Ronda Rousey has one big regret in her life. Apparently it’s her KO by Holly Holm in 2015. The Expendables 3Instead, Rousey said she very, very, very regrets sharing a video on Twitter more than a decade ago that promoted a conspiracy theory about the Sandy Hook shooting.
Former UFC fighter Rousey posted an epic apology to X on Friday for a video she shared in 2013. The video, which has since been removed from the internet, was originally published on a YouTube channel called ThinkOutsideTheTV and claimed that the Sandy Hook shooting was part of a government conspiracy. At the time, Rousey called the video “very interesting and a must-watch,” according to Bleacher Report. After receiving backlash, Rousey later deleted her tweet of the video, but said it’s “more patriotic to ask questions and investigate rather than blindly accept what you’re told.”
There’s not much that can be said about this video since it’s been mostly removed from the web, but one thing is for sure: Rousey regrets sharing it.
“I can’t tell you how many times I’ve rewritten this apology over the last 11 years, and how many times I’ve told myself that now wasn’t the right time, or that apologizing would only do more damage. But 11 years ago, I made a decision I would later regret the most,” Rousey said. “I saw the Sandy Hook conspiracy video and reported it on Twitter. I didn’t believe it, but I was so terrified by the truth that I was looking for another myth to cling to instead. I quickly realized my mistake and removed it, but the damage was done.”
Why is Rousey feeling so sorry now? It’s likely because she hosted a Reddit Q&A a few days ago, where she was inundated with questions about the decade-old video. Angry Reddit users questioned the former fighter about why she thought it was appropriate to share such conspiratorial content. “As one of the most famous athletes on the planet, have you ever considered apologizing to the Sandy Hook parents for spreading a conspiracy theory that their children’s murders were faked?” one person asked. That was practically the only topic that came up.
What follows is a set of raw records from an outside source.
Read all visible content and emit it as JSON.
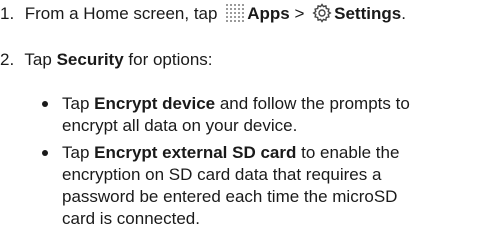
{
  "steps": [
    {
      "number": "1.",
      "prefix": "From a Home screen, tap",
      "apps_icon": "apps-grid-icon",
      "apps_label": "Apps",
      "separator": ">",
      "settings_icon": "settings-gear-icon",
      "settings_label": "Settings",
      "suffix": "."
    },
    {
      "number": "2.",
      "prefix": "Tap",
      "security_label": "Security",
      "suffix": "for options:"
    }
  ],
  "bullets": [
    {
      "prefix": "Tap",
      "bold": "Encrypt device",
      "line1_rest": "and follow the prompts to",
      "line2": "encrypt all data on your device."
    },
    {
      "prefix": "Tap",
      "bold": "Encrypt external SD card",
      "line1_rest": "to enable the",
      "line2": "encryption on SD card data that requires a",
      "line3": "password be entered each time the microSD",
      "line4": "card is connected."
    }
  ]
}
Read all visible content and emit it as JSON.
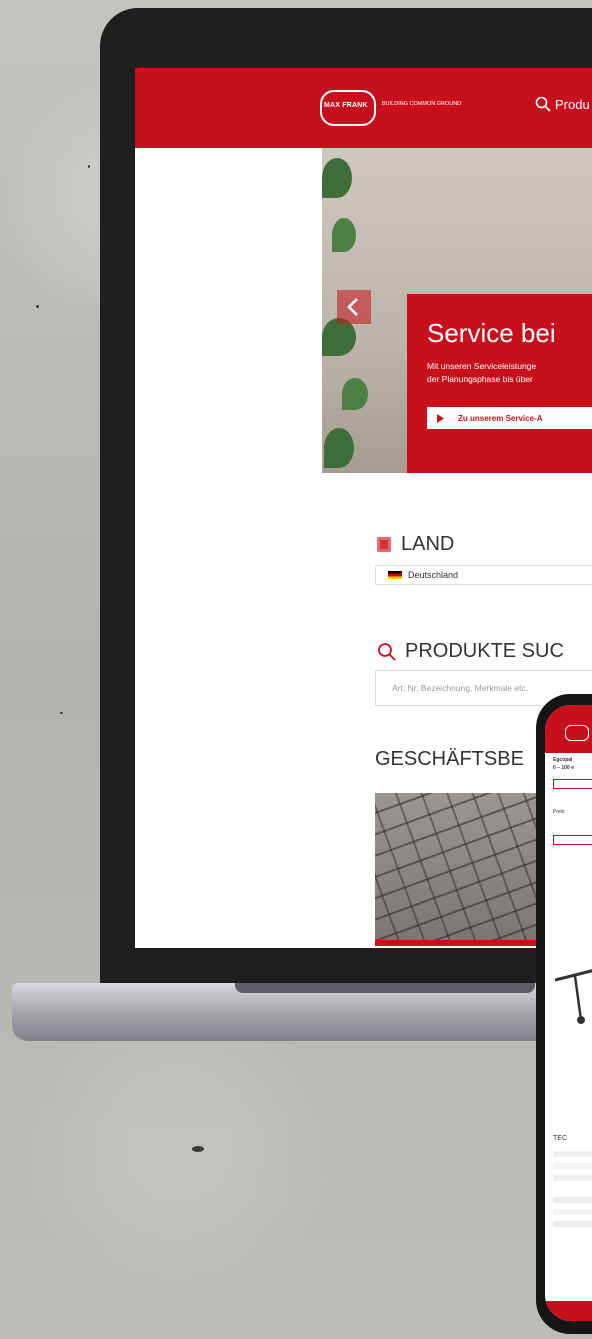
{
  "header": {
    "logo_name": "MAX FRANK",
    "logo_tagline": "BUILDING COMMON GROUND",
    "search_label": "Produ"
  },
  "hero": {
    "title": "Service bei",
    "text_line1": "Mit unseren Serviceleistunge",
    "text_line2": "der Planungsphase bis über",
    "button_label": "Zu unserem Service-A"
  },
  "country": {
    "label": "LAND",
    "selected": "Deutschland"
  },
  "product_search": {
    "label": "PRODUKTE SUC",
    "placeholder": "Art. Nr, Bezeichnung, Merkmale etc."
  },
  "business": {
    "label": "GESCHÄFTSBE"
  },
  "phone": {
    "title_line1": "Egcopal",
    "title_line2": "0 – 100 e",
    "price_label": "Preis",
    "section_label": "TEC"
  },
  "colors": {
    "brand_red": "#c7101b",
    "laptop_bezel": "#1f1f1f"
  }
}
Well, now it seems she has really considered it. Rousey’s apology continues: “It seemed to miraculously escape media scrutiny and I was never asked about it, so I never spoke about it again, because I feared that attracting attention would have the opposite effect to my intended effect: it might get more views for the conspiracy video and selfishly let even more people know that I was ignorant, self-centered, and insensitive enough to share in the first place. I drafted my thousandth apology to include in my final memoir, but my publisher begged me to remove it, saying it would overshadow everything else and do more harm than good. So I told myself that apologizing would only reopen the wounds, that I was selfishly trying to make myself feel better, that it would further hurt those who had suffered and that being featured again trying to shake off the label of me being a ‘Sandy Hook truther’ could lead even more people into a black hole of conspiracy theory nonsense.”
Ronda continues on at great length, perhaps the longest celebrity apology I’ve ever seen. I typed her entire tirade into a word counting app and it was 478 words long. That’s considerably longer than, say, the apology of the aging George H. W. Bush, who was caught pinching a woman’s buttocks while in a wheelchair; Bush’s apology for this arguably more serious crime was only 84 words long. Most of Rousey’s rhetorical attempt at atonement is a long series of self-flagellations, at one point claiming that she “deserves to be hated, labeled, disliked, resented, and treated so much worse,” and later stating that “every day since, I’ve regretted sharing the video and will continue to do so until the day I die.” You can read Ronda’s full apology here.